My dearest Wife, Of course, I have always known that men are men the world over, knowing the same emotions. The last thing we want is to kill one another. We trusted them and they trusted us. No treaties, no signatures, nothing but the goodwill of ordinary men, a cask of beer and a plum pudding. In exchange for a picture of his Gilda, I gave a photograph of you. Neither of us could speak the language of the other, but in his great muddy boots and winter great-coat, he pirouetted and pointed at you. I told him ‘Esther’ and he nodded. The word he used means fairylike, or dainty. He mimed the query ‘Children?’. I held my hands over my belly, and we both wept and shook our heads at the mindlessness of what we were doing to one another to gain a few yards of foreign mud. I send you Gilda so that when you read of atrocities, you will for a moment question whether it might be propaganda. Both sides use this means of building up hatred and nationalistic emotions. When we take prisoners, they are in a state of terror because they expect us to commit the most cruel acts. That is not to say that neither side is capable of barbarity…
Christmas morning and it was all quiet on the Front.
When the fog lifted it revealed the shocking sight of some unarmed enemy soldiers standing above their parapet waving.
No one had rescinded the order to shoot, and because of a suspicion that there might be fraternization on Christmas Day, Headquarters had sent down an order specifically forbidding it.
‘Don’t shoot!’ The voice carried easily across the short distance between the two lines. ‘Don’t shoot, we have beer for you.’
A kind of tremor ran through the British line when a cask was hoisted and rolled into no man’s land. There were men out there. Ordinary blokes like yourself who wanted to stand you a round of drinks on Christmas morning.
A grey uniformed soldier pushed the cask further into no man’s land. A German officer followed and stood open-handed facing his enemy lines. For moments no one knew what to do. This was the first time that the Tommys had seen grey uniforms worn smartly; they were more used to the sight of them bloody and fragmented, and mud-soaked and rat-gnawed, or worn by slouch-shouldered dejected prisoners-of-war; but here was a Boche officer’s uniform standing open-handed offering a cask of beer.

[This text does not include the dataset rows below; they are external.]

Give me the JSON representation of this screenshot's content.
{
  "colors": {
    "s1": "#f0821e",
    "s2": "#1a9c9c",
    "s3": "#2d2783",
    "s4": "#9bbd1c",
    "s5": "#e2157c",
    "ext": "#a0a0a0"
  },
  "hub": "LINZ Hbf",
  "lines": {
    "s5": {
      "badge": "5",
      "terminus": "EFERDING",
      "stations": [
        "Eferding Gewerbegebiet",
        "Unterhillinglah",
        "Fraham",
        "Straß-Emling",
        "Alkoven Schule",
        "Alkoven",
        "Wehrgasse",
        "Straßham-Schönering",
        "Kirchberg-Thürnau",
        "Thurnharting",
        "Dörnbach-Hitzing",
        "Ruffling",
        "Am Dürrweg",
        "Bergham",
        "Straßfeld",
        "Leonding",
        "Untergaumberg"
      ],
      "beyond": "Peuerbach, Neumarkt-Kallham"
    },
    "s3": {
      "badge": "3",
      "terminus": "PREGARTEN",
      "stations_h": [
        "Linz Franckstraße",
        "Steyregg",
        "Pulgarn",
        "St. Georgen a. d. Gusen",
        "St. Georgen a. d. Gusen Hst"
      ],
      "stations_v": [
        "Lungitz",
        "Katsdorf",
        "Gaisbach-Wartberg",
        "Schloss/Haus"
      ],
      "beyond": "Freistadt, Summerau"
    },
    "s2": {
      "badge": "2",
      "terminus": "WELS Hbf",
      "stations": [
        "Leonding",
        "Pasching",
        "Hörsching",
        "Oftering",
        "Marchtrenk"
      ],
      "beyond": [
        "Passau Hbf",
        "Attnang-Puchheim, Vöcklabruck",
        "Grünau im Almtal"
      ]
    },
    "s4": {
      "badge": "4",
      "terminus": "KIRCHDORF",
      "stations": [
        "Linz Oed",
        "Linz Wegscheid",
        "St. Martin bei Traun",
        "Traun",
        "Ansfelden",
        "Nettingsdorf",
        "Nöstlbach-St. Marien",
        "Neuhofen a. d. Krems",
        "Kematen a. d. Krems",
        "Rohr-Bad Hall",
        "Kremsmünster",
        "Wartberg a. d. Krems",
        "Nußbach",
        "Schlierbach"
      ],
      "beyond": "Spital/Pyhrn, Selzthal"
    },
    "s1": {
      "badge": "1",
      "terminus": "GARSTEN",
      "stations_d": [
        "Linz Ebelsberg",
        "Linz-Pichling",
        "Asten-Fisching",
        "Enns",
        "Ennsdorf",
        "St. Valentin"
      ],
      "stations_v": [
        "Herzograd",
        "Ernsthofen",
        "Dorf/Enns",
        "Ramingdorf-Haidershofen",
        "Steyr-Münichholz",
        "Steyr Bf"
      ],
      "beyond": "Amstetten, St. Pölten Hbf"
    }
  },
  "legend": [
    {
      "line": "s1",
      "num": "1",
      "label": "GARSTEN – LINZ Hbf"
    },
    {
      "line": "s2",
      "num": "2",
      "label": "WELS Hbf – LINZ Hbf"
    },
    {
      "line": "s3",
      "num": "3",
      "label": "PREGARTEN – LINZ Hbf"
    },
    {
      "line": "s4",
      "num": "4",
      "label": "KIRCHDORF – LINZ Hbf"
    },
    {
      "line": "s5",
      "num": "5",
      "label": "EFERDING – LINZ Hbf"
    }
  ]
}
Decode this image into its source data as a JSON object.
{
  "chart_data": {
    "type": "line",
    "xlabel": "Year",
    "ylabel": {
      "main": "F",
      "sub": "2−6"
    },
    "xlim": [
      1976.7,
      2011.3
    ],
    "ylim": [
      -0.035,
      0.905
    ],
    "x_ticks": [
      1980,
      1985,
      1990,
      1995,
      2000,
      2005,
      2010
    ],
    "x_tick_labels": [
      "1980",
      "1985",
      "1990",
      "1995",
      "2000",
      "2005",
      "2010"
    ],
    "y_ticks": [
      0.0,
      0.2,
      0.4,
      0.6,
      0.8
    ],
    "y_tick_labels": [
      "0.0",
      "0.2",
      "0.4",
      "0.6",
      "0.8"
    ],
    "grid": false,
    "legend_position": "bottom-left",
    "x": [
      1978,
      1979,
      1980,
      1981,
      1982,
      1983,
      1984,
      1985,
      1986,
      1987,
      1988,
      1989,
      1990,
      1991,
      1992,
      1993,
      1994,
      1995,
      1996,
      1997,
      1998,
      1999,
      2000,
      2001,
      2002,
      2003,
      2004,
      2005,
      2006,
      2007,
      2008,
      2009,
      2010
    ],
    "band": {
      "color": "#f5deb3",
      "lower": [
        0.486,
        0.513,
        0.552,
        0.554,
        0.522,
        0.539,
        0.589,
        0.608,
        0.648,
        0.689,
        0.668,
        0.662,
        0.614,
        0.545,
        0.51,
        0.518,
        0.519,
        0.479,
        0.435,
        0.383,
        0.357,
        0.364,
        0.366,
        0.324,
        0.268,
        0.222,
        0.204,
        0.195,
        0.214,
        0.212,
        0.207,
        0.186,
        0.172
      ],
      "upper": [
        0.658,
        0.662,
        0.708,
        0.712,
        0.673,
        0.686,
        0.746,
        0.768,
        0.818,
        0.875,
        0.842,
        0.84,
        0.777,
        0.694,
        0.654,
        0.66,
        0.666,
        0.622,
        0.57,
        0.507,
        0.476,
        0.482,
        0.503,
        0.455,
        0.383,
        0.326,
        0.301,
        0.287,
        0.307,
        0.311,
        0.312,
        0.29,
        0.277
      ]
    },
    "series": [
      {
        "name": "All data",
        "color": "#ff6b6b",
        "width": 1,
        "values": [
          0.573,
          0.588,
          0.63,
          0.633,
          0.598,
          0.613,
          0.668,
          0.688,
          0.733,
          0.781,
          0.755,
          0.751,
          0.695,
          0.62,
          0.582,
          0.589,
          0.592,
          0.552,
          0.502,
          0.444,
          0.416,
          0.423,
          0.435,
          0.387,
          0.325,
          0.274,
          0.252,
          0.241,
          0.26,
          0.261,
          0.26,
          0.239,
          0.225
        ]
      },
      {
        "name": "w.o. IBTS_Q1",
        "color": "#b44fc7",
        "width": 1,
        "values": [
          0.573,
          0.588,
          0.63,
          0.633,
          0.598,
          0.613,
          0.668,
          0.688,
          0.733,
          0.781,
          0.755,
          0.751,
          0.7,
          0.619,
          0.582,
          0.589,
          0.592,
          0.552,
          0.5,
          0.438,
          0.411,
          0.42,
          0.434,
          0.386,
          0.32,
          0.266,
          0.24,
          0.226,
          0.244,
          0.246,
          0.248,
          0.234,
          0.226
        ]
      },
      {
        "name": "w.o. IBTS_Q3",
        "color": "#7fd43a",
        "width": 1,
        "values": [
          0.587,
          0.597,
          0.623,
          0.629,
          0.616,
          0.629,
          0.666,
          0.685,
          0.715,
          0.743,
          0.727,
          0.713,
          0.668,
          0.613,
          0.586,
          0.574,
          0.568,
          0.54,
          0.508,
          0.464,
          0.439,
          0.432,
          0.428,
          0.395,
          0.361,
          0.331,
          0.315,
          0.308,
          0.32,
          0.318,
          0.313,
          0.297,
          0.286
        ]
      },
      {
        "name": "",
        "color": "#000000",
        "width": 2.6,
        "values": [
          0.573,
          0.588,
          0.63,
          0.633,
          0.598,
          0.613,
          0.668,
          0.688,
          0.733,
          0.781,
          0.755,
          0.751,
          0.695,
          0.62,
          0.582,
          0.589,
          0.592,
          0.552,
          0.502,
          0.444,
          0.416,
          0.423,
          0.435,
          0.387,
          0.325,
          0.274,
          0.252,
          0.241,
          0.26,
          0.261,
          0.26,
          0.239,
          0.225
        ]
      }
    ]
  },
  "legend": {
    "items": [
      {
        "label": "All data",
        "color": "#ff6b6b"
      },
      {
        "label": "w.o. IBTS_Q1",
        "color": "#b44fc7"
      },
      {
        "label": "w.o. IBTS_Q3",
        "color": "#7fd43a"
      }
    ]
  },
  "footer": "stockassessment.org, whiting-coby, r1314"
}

The first move by the British was when an officer climbed up and walked the equal distance and faced the German. ‘Please, take the beer. It is good beer.’
The British officer nodded. ‘Thank you. We have something for you. Your English is good.’
‘Thank you. I was in England one time for a year. I have in Winchester a cousin by marriage.’
‘I have never been to Germany, I hear your lakes are impressive.’
‘You should come there.’
‘Tell you the truth, old son, I’ve been working my ass off trying to do just that.’
The men of both sides wondered what their officers could have said to one another to have caused such an outburst of laughter. – Men on both sides emerged unarmed and cautious, slowly at first and then with longer strides, until grey and khaki intermingled. A German soldier appeared with a tray containing glasses and beer in bottles which was poured for the officers.
‘Today, we do not shoot one another. Ja?’
A British officer raised his glass. ‘Against our orders, old son, but ja, today we do not shoot one another.’
A presentation of a Christmas pudding was made to the Germans, and after the men exchanged regimental badges or photographs of their families or girlfriends, the two sides withdrew across the frost-hard ground to their own sides for a silent night that was eerie in its peacefulness. Following the incident, Bindon Blood longed to write and tell Esther of the emotions he experienced and the way he spent Christmas night in contemplation.
At eight o’clock on Boxing Morning his reverie was interrupted by three pistol shots. The two sides exchanged greetings daubed on a flag. The answering three shots fired into the air was the signal to start up the killing once more.